New York Magazine referred to the meme as the "first big post-Vine meme." Meanwhile, Daily Dot compared the meme to Neil Cicierega's 2010 viral video, Brodyquest.

On 6 December 2017, "Shooting Stars" (along with the popular meme associated within the song) was featured in YouTube Rewind: The Shape of 2017.

== Track listing ==
12" maxi
1. "Shooting Stars" – 3:55
2. "Shooting Stars" (Siriusmo Remix) – 5:30
3. "Shooting Stars" (Kris Menace Remix) – 7:29
4. "Shooting Stars" (In Flagranti Remix) – 6:38

== Covers ==
The song was first covered by Hidden Cat in 2009. The song was later covered by American progressive house producer Elephante in 2014. In 2020, Australian producer POOLCLVB and singer MARSHES officially released a cover of the song, although this cover was first uploaded to YouTube in 2015.

In November 2022, Australian DJ, Flume and American singer, Toro y Moi covered the song for Triple J.

In September 2023, Australian singer Troye Sivan released his song "Got Me Started", which samples the song's melody.

==Charts==

===Weekly charts===

| Chart (2009–2010) | Peak position |
|---|---|
| Australia (ARIA) | 62 |
| Australia Dance (ARIA) | 12 |

| Chart (2013) | Peak position |
|---|---|
| Australia (ARIA) | 38 |
| Australia Dance (ARIA) | 6 |

| Chart (2017–2019) | Peak position |
|---|---|
| Austria (Ö3 Austria Top 40) | 56 |
| Canada Hot 100 (Billboard) | 88 |
| France (SNEP) | 93 |
| Germany (GfK) | 55 |
| UK Singles (Official Charts) | 83 |
| US Bubbling Under Hot 100 (Billboard) | 9 |
| US Hot Dance/Electronic Songs (Billboard) | 11 |

===Year-end charts===

| Chart (2009) | Position |
|---|---|
| Australian Artist Singles (ARIA) | 43 |
| Hottest 100 (Triple J) | 18 |

| Chart (2017) | Position |
|---|---|
| US Hot Dance/Electronic Songs (Billboard) | 35 |

==Certifications==

| Region | Certification | Certified units/sales |
| Australia (ARIA) | 4× Platinum | 280,000^{‡} |
| Brazil (Pro-Música Brasil) | Gold | 30,000^{‡} |
| Germany (BVMI) | Gold | 200,000^{‡} |
| New Zealand (RMNZ) | Platinum | 30,000^{‡} |
| United Kingdom (BPI) | Silver | 200,000^{‡} |
| United States (RIAA) | Platinum | 1,000,000^{‡} |
^{‡} Sales+streaming figures based on certification alone.

==Use in other media==
The song was featured during the end credits of Season 1, Episode 6 of the 2010 HBO series How to Make It in America.

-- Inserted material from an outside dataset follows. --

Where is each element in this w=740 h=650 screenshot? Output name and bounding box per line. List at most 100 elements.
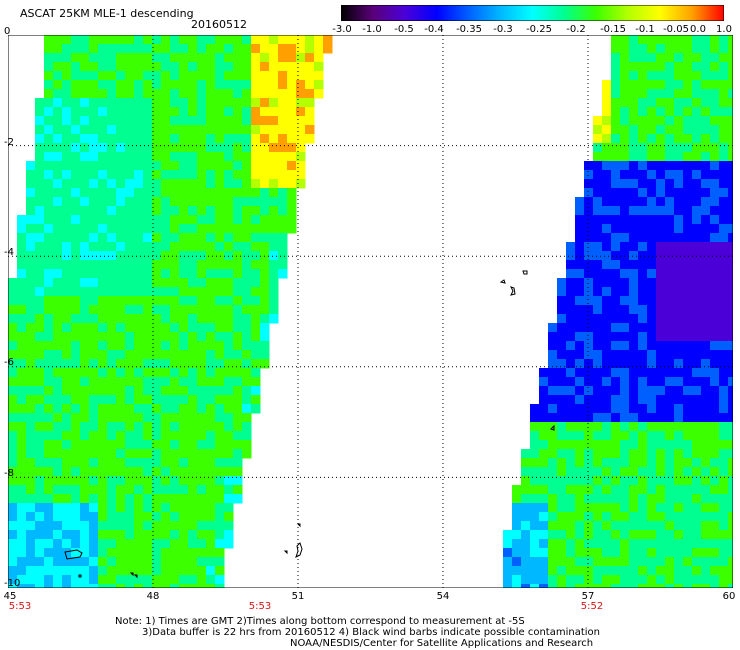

In 2011, Madeon featured the song in his mashup, "Pop Culture". The song was also featured on the soundtrack to NBA 2K16, in the playlist "Around the World". It was also featured on the soundtrack of NBA 2K26 as part of the "Greatest Hits Soundtrack". The song was also featured in Sony Pictures Animation's Animated sports comedy Goat.